An SEO posted details about a site audit in which he critiqued the use of a rel=canonical for controlling what pages are indexed on a site. The SEO proposed using noindex to get the pages dropped from Google’s index and then adding the individual URLs to robots.txt. Google’s John Mueller suggested a solution that goes in a different direction.
Site Audit Reveals Indexed Add To Cart URLs
An SEO audit uncovered that over half of the client’s 1.43k indexed pages were paginated and “add to shopping cart” URLs (the kind with question marks at the end of them). Google ignored the rel=canonical link attributes and indexed the pages, which illustrated the point that rel=canonical is just a hint and not a directive. Paginated in this case just means the dynamically generated URLs related to when a site visitor orders a page by brand or size or whatever (this is usually referred to as faceted navigation).

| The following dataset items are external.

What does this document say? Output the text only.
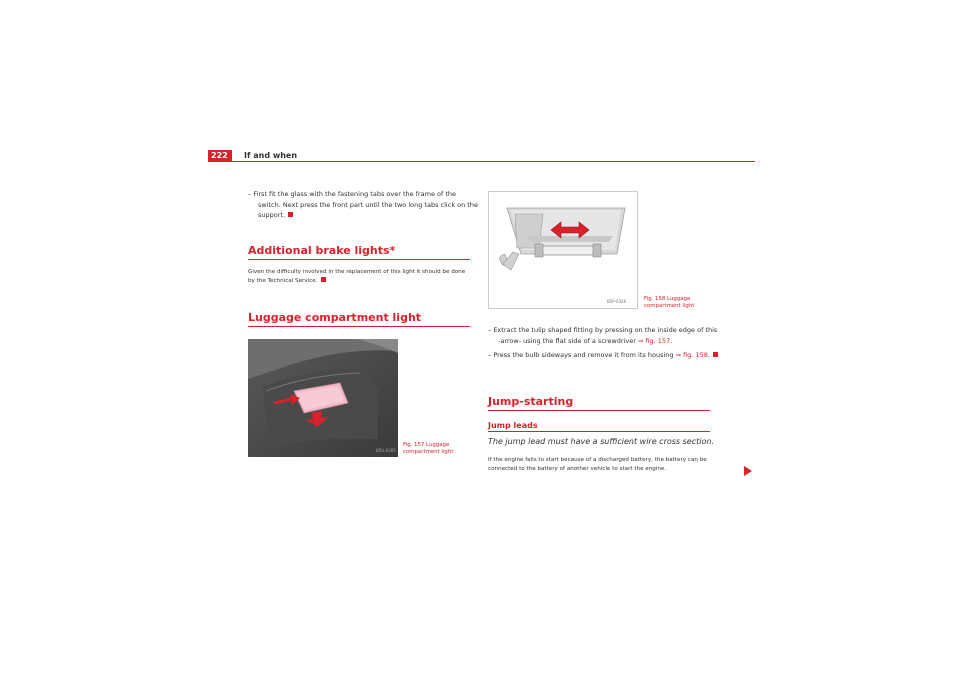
222	If and when
– First fit the glass with the fastening tabs over the frame of the switch. Next press the front part until the two long tabs click on the support.
Additional brake lights*
Given the difficulty involved in the replacement of this light it should be done by the Technical Service.
Luggage compartment light
B5U-0305
Fig. 157 Luggage compartment light
B5P-0346	Fig. 158 Luggage compartment light
– Extract the tulip shaped fitting by pressing on the inside edge of this -arrow- using the flat side of a screwdriver ⇒ fig. 157.
– Press the bulb sideways and remove it from its housing ⇒ fig. 158.
Jump-starting
Jump leads
The jump lead must have a sufficient wire cross section.
If the engine fails to start because of a discharged battery, the battery can be connected to the battery of another vehicle to start the engine.
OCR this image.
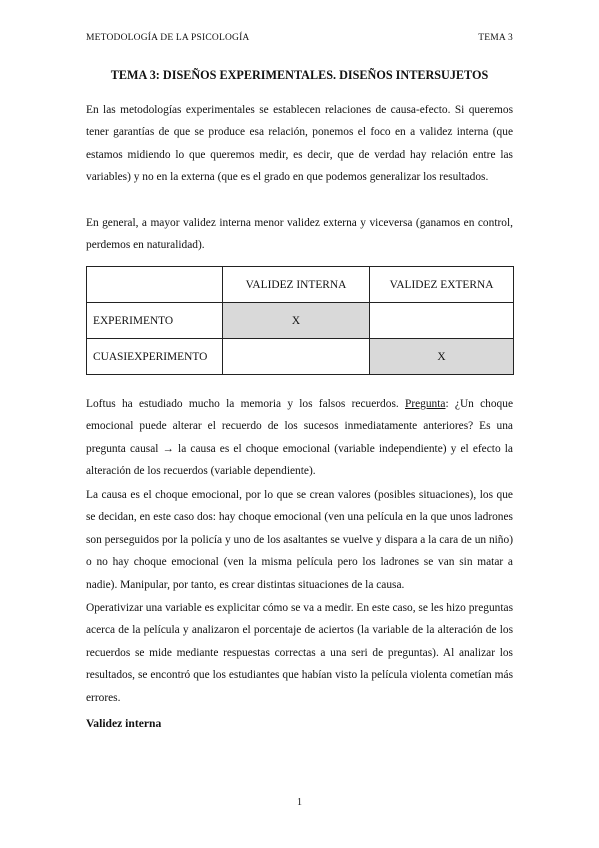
METODOLOGÍA DE LA PSICOLOGÍA	TEMA 3
TEMA 3: DISEÑOS EXPERIMENTALES. DISEÑOS INTERSUJETOS
En las metodologías experimentales se establecen relaciones de causa-efecto. Si queremos tener garantías de que se produce esa relación, ponemos el foco en a validez interna (que estamos midiendo lo que queremos medir, es decir, que de verdad hay relación entre las variables) y no en la externa (que es el grado en que podemos generalizar los resultados.
En general, a mayor validez interna menor validez externa y viceversa (ganamos en control, perdemos en naturalidad).
	VALIDEZ INTERNA	VALIDEZ EXTERNA
EXPERIMENTO	X	
CUASIEXPERIMENTO		X
Loftus ha estudiado mucho la memoria y los falsos recuerdos. Pregunta: ¿Un choque emocional puede alterar el recuerdo de los sucesos inmediatamente anteriores? Es una pregunta causal → la causa es el choque emocional (variable independiente) y el efecto la alteración de los recuerdos (variable dependiente).
La causa es el choque emocional, por lo que se crean valores (posibles situaciones), los que se decidan, en este caso dos: hay choque emocional (ven una película en la que unos ladrones son perseguidos por la policía y uno de los asaltantes se vuelve y dispara a la cara de un niño) o no hay choque emocional (ven la misma película pero los ladrones se van sin matar a nadie). Manipular, por tanto, es crear distintas situaciones de la causa.
Operativizar una variable es explicitar cómo se va a medir. En este caso, se les hizo preguntas acerca de la película y analizaron el porcentaje de aciertos (la variable de la alteración de los recuerdos se mide mediante respuestas correctas a una seri de preguntas). Al analizar los resultados, se encontró que los estudiantes que habían visto la película violenta cometían más errores.
Validez interna
1
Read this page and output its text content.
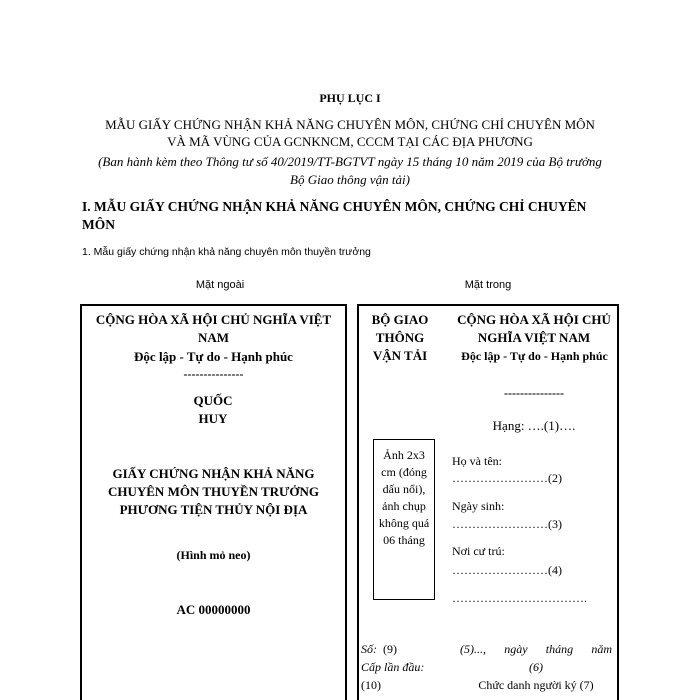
PHỤ LỤC I
MẪU GIẤY CHỨNG NHẬN KHẢ NĂNG CHUYÊN MÔN, CHỨNG CHỈ CHUYÊN MÔN
VÀ MÃ VÙNG CỦA GCNKNCM, CCCM TẠI CÁC ĐỊA PHƯƠNG
(Ban hành kèm theo Thông tư số 40/2019/TT-BGTVT ngày 15 tháng 10 năm 2019 của Bộ trưởng
Bộ Giao thông vận tải)
I. MẪU GIẤY CHỨNG NHẬN KHẢ NĂNG CHUYÊN MÔN, CHỨNG CHỈ CHUYÊN MÔN
1. Mẫu giấy chứng nhận khả năng chuyên môn thuyền trưởng
Mặt ngoài	Mặt trong
CỘNG HÒA XÃ HỘI CHỦ NGHĨA VIỆT NAM
Độc lập - Tự do - Hạnh phúc
---------------
QUỐC HUY
GIẤY CHỨNG NHẬN KHẢ NĂNG CHUYÊN MÔN THUYỀN TRƯỞNG PHƯƠNG TIỆN THỦY NỘI ĐỊA
(Hình mỏ neo)
AC 00000000
BỘ GIAO THÔNG VẬN TẢI
CỘNG HÒA XÃ HỘI CHỦ NGHĨA VIỆT NAM
Độc lập - Tự do - Hạnh phúc
---------------
Hạng: ….(1)….
Ảnh 2x3 cm (đóng dấu nổi), ảnh chụp không quá 06 tháng
Họ và tên:
……………………(2)
Ngày sinh:
……………………(3)
Nơi cư trú:
……………………(4)
…………………………….
Số: (9)
Cấp lần đầu:
(10)
(5)..., ngày tháng năm
(6)
Chức danh người ký (7)
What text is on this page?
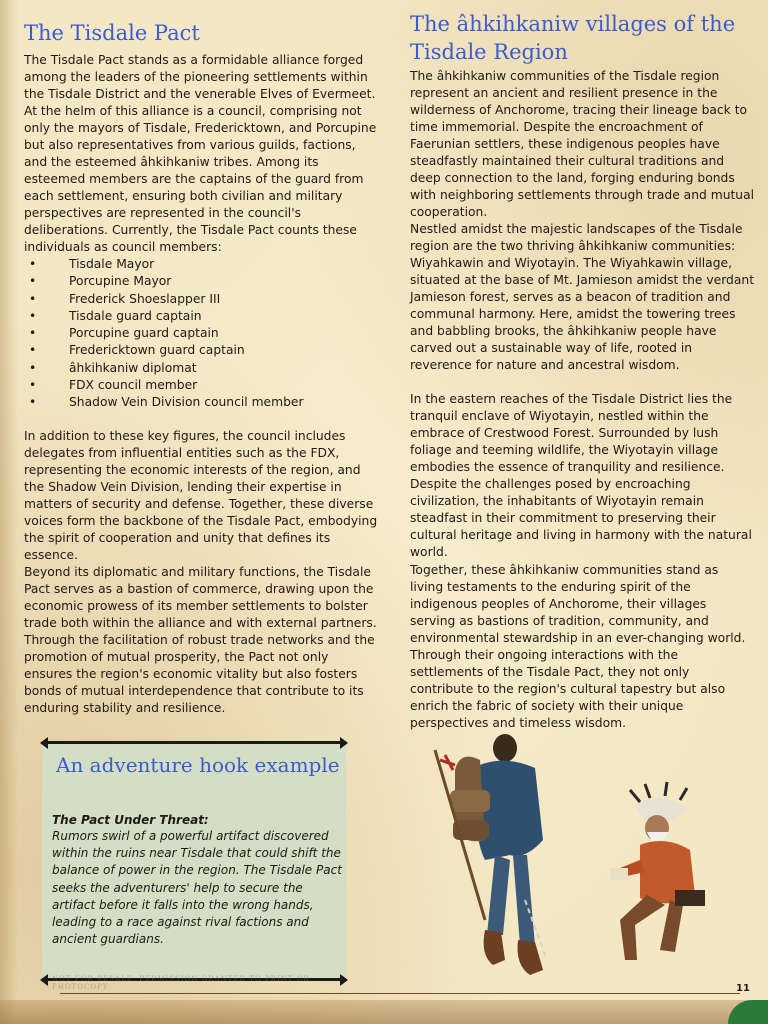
The Tisdale Pact

The Tisdale Pact stands as a formidable alliance forged among the leaders of the pioneering settlements within the Tisdale District and the venerable Elves of Evermeet. At the helm of this alliance is a council, comprising not only the mayors of Tisdale, Fredericktown, and Porcupine but also representatives from various guilds, factions, and the esteemed âhkihkaniw tribes. Among its esteemed members are the captains of the guard from each settlement, ensuring both civilian and military perspectives are represented in the council's deliberations. Currently, the Tisdale Pact counts these individuals as council members:

•	Tisdale Mayor
•	Porcupine Mayor
•	Frederick Shoeslapper III
•	Tisdale guard captain
•	Porcupine guard captain
•	Fredericktown guard captain
•	âhkihkaniw diplomat
•	FDX council member
•	Shadow Vein Division council member

In addition to these key figures, the council includes delegates from influential entities such as the FDX, representing the economic interests of the region, and the Shadow Vein Division, lending their expertise in matters of security and defense. Together, these diverse voices form the backbone of the Tisdale Pact, embodying the spirit of cooperation and unity that defines its essence.

Beyond its diplomatic and military functions, the Tisdale Pact serves as a bastion of commerce, drawing upon the economic prowess of its member settlements to bolster trade both within the alliance and with external partners. Through the facilitation of robust trade networks and the promotion of mutual prosperity, the Pact not only ensures the region's economic vitality but also fosters bonds of mutual interdependence that contribute to its enduring stability and resilience.

The âhkihkaniw villages of the Tisdale Region

The âhkihkaniw communities of the Tisdale region represent an ancient and resilient presence in the wilderness of Anchorome, tracing their lineage back to time immemorial. Despite the encroachment of Faerunian settlers, these indigenous peoples have steadfastly maintained their cultural traditions and deep connection to the land, forging enduring bonds with neighboring settlements through trade and mutual cooperation.

Nestled amidst the majestic landscapes of the Tisdale region are the two thriving âhkihkaniw communities: Wiyahkawin and Wiyotayin. The Wiyahkawin village, situated at the base of Mt. Jamieson amidst the verdant Jamieson forest, serves as a beacon of tradition and communal harmony. Here, amidst the towering trees and babbling brooks, the âhkihkaniw people have carved out a sustainable way of life, rooted in reverence for nature and ancestral wisdom.

In the eastern reaches of the Tisdale District lies the tranquil enclave of Wiyotayin, nestled within the embrace of Crestwood Forest. Surrounded by lush foliage and teeming wildlife, the Wiyotayin village embodies the essence of tranquility and resilience. Despite the challenges posed by encroaching civilization, the inhabitants of Wiyotayin remain steadfast in their commitment to preserving their cultural heritage and living in harmony with the natural world.

Together, these âhkihkaniw communities stand as living testaments to the enduring spirit of the indigenous peoples of Anchorome, their villages serving as bastions of tradition, community, and environmental stewardship in an ever-changing world. Through their ongoing interactions with the settlements of the Tisdale Pact, they not only contribute to the region's cultural tapestry but also enrich the fabric of society with their unique perspectives and timeless wisdom.

An adventure hook example
The Pact Under Threat:
Rumors swirl of a powerful artifact discovered within the ruins near Tisdale that could shift the balance of power in the region. The Tisdale Pact seeks the adventurers' help to secure the artifact before it falls into the wrong hands, leading to a race against rival factions and ancient guardians.
NOT FOR RESALE. PERMISSION GRANTED TO PRINT OR PHOTOCOPY	11
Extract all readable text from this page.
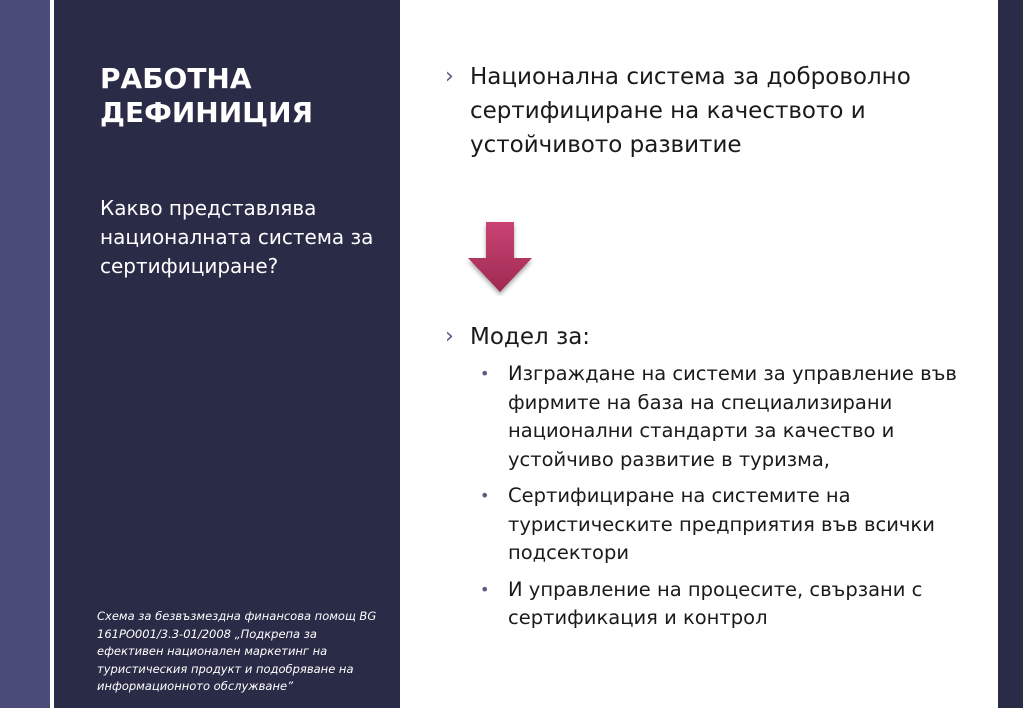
РАБОТНА
ДЕФИНИЦИЯ

Какво представлява националната система за сертифициране?

Схема за безвъзмездна финансова помощ BG 161PO001/3.3-01/2008 „Подкрепа за ефективен национален маркетинг на туристическия продукт и подобряване на информационното обслужване”

› Национална система за доброволно сертифициране на качеството и устойчивото развитие
› Модел за:
• Изграждане на системи за управление във фирмите на база на специализирани национални стандарти за качество и устойчиво развитие в туризма,
• Сертифициране на системите на туристическите предприятия във всички подсектори
• И управление на процесите, свързани с сертификация и контрол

The add to shopping cart URLs looked like this:
example.com/product/page-5/?add-to-cart=example
The client had implemented a rel=canonical link attribute to tell Google that another URL was the correct URL to index.
The SEO’s solution:
“How I plan on fixing this is to no-index all these pages and once that’s done block them in the robots.txt”
SEO Decisions Depend On Details
One of the most tired and boring SEO dad jokes is “it depends.” But saying “it depends” is no joke when it’s followed by what something depends on and that’s the crucial detail that John Mueller added to a LinkedIn discussion that already had 83 responses to it.
The original discussion, by an SEO who’d just finished an audit, addresses the technical challenges associated with controlling what gets crawled and indexed by Google and why rel=canonical is not an unreliable solution because it is a suggestion and not a directive.
A directive is a command that Google is obligated to follow, like a meta noindex rule. A rel=canonical link attribute is not a directive, it’s treated as a hint for Google to use for deciding what to index.
The problem that the original post described was about managing a high number of dynamically generated posts that were slipping into Google’s index.